Seventeen years later, Mikhail Krol, a boy living in communist Poland, learns from a drunken uncle he was adopted as a toddler and that his biological father was a German soldier. Devastated by this shocking revelation, Mik feels his whole life has been a lie. He vows to find his biological father and his birth mother, described to him as a mysterious, dark-skinned foreigner who sang to him in a strange language.
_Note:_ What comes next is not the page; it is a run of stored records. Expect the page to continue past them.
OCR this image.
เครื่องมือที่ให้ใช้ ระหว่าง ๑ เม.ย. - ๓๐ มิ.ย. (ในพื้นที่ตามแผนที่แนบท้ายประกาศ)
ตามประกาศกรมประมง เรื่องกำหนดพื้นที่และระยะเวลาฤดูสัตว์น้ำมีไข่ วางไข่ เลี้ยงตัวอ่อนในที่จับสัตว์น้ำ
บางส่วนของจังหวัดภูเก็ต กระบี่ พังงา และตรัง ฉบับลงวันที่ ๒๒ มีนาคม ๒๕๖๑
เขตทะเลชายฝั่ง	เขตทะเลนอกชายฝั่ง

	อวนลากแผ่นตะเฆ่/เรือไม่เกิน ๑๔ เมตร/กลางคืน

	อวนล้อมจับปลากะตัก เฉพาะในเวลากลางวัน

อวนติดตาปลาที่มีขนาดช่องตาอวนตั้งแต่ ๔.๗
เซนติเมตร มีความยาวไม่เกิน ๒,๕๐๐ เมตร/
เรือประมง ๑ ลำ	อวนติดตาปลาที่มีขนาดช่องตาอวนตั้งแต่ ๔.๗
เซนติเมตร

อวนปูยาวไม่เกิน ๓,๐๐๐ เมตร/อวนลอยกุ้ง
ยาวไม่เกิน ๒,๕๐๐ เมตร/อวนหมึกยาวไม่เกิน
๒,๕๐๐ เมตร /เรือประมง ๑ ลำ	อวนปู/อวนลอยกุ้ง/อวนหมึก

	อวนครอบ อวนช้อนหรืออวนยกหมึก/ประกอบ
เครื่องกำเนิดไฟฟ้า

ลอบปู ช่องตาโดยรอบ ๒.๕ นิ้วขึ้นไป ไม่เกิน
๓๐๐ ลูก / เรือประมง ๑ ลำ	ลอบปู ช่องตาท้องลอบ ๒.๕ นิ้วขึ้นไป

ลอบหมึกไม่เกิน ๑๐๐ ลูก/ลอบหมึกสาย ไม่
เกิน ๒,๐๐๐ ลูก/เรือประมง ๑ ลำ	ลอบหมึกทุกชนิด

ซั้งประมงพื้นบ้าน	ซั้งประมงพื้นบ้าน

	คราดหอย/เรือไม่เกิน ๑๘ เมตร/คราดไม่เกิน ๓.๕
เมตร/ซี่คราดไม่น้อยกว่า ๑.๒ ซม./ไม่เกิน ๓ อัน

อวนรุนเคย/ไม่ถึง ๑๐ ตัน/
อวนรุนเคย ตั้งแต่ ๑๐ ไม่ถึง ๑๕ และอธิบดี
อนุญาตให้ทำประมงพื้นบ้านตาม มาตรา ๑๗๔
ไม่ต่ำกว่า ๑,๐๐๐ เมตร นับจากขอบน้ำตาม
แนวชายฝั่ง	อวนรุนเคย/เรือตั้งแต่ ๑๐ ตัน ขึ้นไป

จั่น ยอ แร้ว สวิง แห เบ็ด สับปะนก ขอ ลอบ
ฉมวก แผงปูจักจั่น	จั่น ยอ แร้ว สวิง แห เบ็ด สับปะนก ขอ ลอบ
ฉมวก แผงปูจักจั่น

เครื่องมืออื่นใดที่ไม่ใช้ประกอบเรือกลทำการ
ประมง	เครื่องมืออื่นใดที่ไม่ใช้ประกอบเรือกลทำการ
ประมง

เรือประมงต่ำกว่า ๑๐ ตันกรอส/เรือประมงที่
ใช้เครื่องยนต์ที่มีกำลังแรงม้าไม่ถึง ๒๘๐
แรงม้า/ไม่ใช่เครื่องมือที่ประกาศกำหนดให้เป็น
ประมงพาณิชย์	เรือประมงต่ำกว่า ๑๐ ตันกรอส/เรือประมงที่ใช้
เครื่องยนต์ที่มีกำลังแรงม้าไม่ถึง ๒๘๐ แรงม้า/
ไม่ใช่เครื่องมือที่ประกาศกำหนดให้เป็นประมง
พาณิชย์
Mik’s commitment to discovering his heritage takes him to East Berlin and Paris during the height of the Cold War and eventually to Buenos Aires, Argentina—a journey that confirms his worst suspicions when he uncovers the shocking truth about his parents.
About the Author
Christine Harris earned a bachelor’s degree in secondary education and history from the University of Nebraska–Lincoln, as well as several certifications in human resource management. Harris and her husband, Ron, live in Lincoln, Nebraska, where their children and grandchildren also reside. This is her second book.